Abstract:
Objectives: The rapid development of UAV remote sensing technology is leading to an increased role for these devices in emergency search and rescue operations and law enforcement tracking. This is due to the unique advantages offered by UAVs, including rapid response, wide-area coverage, and a panoramic view. The utilisation of UAV imagery for person detection is of paramount importance in the context of emergency rescue and social security. However, due to the small and complex background of the person objects in the UAV imagery, the high-precision person detection task still presents a significant challenge.

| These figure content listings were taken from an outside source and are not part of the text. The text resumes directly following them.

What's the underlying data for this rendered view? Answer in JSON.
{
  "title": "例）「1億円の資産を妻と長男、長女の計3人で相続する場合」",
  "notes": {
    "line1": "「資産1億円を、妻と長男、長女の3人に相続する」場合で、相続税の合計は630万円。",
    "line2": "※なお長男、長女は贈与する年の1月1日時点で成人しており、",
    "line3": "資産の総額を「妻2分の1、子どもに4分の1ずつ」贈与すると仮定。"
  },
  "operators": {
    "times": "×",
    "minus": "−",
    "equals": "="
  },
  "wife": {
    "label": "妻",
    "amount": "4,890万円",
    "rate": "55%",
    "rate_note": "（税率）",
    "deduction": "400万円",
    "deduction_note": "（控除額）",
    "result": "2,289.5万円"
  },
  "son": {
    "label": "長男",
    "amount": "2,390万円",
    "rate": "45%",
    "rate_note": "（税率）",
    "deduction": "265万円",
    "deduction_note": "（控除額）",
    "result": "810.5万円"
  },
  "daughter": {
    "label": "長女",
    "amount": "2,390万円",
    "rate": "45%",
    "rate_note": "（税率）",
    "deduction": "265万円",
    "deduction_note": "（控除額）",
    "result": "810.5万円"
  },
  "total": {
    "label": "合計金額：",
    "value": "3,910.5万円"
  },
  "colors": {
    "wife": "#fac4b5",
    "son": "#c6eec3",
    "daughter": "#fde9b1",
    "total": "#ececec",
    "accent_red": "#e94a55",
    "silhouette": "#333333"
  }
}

Methods: To address the aforementioned issue, a UAV image person detection network is proposed. The network employs a spatial depth-transformed convolution in lieu of a downsampling layer in the feature extraction stage. This approach ensures the retention of all information in the channel dimensions, preventing information loss and facilitating the preservation of small object features throughout the feature extraction process. Secondly, a selective feature fusion module is designed to address the issue of noise interference. The module employs highlevel features as weights to guide the crucial information in low-level features, thereby mitigating the impact of background noise on the latter. Furthermore, it facilitates a more comprehensive integration of the semantic information of high-level features and the detailed information of low-level features. This integration significantly enhances the network's capacity to distinguish between the background and the foreground information present in UAV images. Finally, a context-aware module is designed to address the issue of limited feature information associated with small objects. This module integrates environmental information surrounding the object, including local features, contextual information, and global context. The module integrates environmental information surrounding the object, including local features, surrounding context, and global context, thus enhancing the contextual features of small objects and improving the final object detection accuracy.
Results: To verify the effectiveness of the proposed method, case experimental analyses are conducted on public datasets. The method achieved an mean Average Precision of 68.9%, with precision at 75.5% and recall at 67.7%. Compared to conventional object detection algorithms, the method showed improvements ranging from 3.1% to 29.5% in mean Average Precision, 0.9% to 8.6% in precision, and 1.0% to 57.9% in recall. These results indicate that the method exhibits a high level of accuracy. Additionally, the generalization and applicability of the method are confirmed through testing on UAV images in various scenarios and under different weather conditions.
Conclusions: The method effectively solves the challenge of detecting small persons in UAV images and significantly improves the detection accuracy. It has a wide range of application prospects in the fields of emergency rescue and social security, and possesses good generalisation ability for UAV image detection tasks in different environments.